# New enclosure 8ft by 4ft x 3ft



## Chris23039 (Jun 22, 2013)

Hi all almost finished building my tank 
Here's what it looks like






Just need to get the glass for the doors then he'll be ready to start moving in


----------



## KABIKANO (Jun 22, 2013)

Thats nice!


----------



## Skeetzy (Jun 22, 2013)

Very simplistic and ideal. Love it!


----------



## Skeetzy (Jun 22, 2013)

It's split in 2 pieces right? I believe I see a seam in the middle. Very similar to my cage, and exactly how I hope mine turns out when I build it. My craigslist builder wasn't very thorough.


----------



## Chris23039 (Jun 22, 2013)

Yea I think i may have got the idea from a picture of yours. 
chriswizz helped me out with how to seal it, happy with the outcome


----------



## Skeetzy (Jun 22, 2013)

It's very handy when moving it. Idea wasn't mine; the only good idea my builder had lol. I was able to move one half in at a time through the window of my reptile room. Save the trouble of walking through the house with it. My cage is only 3' tall though. Got somewhat of narrow doorways.


----------



## Chris23039 (Jun 22, 2013)

Yea that was my plan when building it in the garage but when I came to getting it to my room it turned out my measurements were wrong so I had to take it apart and put it back together in my room so it won't be moving any where now ha


----------



## Chris23039 (Jul 5, 2013)

Got the substrate, lights and a few other bits today and this is what it looks like. 

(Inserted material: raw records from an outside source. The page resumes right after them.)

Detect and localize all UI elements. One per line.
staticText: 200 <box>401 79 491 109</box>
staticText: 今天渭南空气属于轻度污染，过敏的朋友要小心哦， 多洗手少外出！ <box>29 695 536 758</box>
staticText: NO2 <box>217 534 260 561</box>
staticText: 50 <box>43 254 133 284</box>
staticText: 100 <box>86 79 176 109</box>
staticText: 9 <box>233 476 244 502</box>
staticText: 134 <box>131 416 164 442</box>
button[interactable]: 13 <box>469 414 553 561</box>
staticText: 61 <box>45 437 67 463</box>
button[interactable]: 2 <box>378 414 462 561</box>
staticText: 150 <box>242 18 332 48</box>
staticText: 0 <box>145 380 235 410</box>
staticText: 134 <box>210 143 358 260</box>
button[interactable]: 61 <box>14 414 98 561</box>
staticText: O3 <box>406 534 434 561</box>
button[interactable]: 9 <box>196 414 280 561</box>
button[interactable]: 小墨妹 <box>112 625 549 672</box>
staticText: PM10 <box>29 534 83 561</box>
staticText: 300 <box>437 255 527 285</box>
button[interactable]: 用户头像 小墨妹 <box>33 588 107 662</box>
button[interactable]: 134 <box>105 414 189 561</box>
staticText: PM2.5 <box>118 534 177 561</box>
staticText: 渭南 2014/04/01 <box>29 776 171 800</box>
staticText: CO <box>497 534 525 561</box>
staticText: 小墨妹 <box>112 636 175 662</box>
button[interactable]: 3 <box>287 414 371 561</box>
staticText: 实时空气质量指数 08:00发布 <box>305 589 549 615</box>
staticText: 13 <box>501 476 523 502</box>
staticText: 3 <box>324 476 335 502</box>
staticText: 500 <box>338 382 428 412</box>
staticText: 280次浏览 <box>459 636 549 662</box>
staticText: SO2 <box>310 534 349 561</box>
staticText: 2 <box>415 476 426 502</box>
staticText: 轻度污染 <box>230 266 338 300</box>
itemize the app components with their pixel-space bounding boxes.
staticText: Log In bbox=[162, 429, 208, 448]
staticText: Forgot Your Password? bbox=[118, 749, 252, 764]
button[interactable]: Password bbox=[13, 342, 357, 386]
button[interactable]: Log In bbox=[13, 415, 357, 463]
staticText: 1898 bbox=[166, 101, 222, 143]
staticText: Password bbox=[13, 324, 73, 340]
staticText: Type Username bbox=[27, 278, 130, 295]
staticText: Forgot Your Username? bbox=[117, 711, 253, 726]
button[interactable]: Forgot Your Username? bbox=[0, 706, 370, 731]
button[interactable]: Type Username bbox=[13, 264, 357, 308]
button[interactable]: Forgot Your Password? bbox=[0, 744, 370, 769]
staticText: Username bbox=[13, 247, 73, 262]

Still got decor to go in, was just letting him have a little wonder round. 
Just gotta get the glass now then he can actually move in


----------



## Chris23039 (Jul 10, 2013)

Got the glass so he's finally in,







Not a lot in there at the moment but il add to it


----------



## KABIKANO (Aug 1, 2013)

Thats fine the way it is minus a larger basking area. You know once decor goes in he's gonna rearrange it. Maybe just more rocks and logs. Awesome enclosure man great job!


----------



## Chris23039 (Aug 1, 2013)

Thanks mate, yea he's got a bigger basking area now so he can fit on it fully


----------